Segundo ele, outros governos e investidores olham para o Brasil com confiança. “Em um mundo de incertezas, temos de construir o Brasil como um porto seguro, temos de projetar segurança e previsibilidade”, disse ao participar de evento na capital paulista.

Para Durigan, essa abertura deve ser baseada em negociações e não de dependência de um parceiro exclusivo, na Ásia ou na América do Norte, por exemplo.

“[O Brasil] vai fazer o debate sabendo de suas fraquezas e fortalezas”, apontou.

A fala do ministro ocorre no momento de tensão entre Brasil e Estados Unidos. Na semana passada, o governo federal anunciou a abertura formal do processo para avaliar se a imposição unilateral de tarifas por parte dos Estados Unidos (EUA) contra exportações brasileiras será respondida com base na Lei da Reciprocidade Econômica

Aprovada no ano passado, justamente em reação ao primeiro tarifaço do governo de Donald Trump, a Lei nº 15.122 estabelece critérios para suspensão de concessões comerciais em resposta a ações, políticas ou práticas unilaterais de outro país que impacte negativamente a competitividade econômica do Brasil.

Medidas fiscais

Durigan também argumentou sobre a adoção de medidas, como bloqueio de orçamento e limite de gastos obrigatórios, para que o país mantenha a estabilidade fiscal. 

“Precisamos manter uma trajetória fiscal, sem desestabilizar”, disse.

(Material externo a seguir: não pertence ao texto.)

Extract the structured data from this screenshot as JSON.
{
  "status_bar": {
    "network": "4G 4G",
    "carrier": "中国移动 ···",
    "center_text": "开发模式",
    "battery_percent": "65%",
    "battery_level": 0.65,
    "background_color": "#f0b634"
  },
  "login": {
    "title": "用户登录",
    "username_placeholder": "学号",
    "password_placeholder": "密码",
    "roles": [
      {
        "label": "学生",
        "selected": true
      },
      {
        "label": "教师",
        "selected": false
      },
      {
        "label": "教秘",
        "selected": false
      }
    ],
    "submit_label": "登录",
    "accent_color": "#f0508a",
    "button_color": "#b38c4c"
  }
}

Sobre a reforma tributária, o ministro reconhece que pode amedrontar, por impor muitas mudanças. Porém, Durigan acredita que 2027 será um importante ano para a transição, e que, ao final, resultará em um sistema melhor, a médio e longo prazo, para o país. 

A questão dos juros também foi abordada. Durigan afirmou que não há condições de discutir crédito no país sem “juros civilizados”, por, conforme o ministro, serem a “milha final” dos ajustes de médio prazo necessários para o desenvolvimento do país.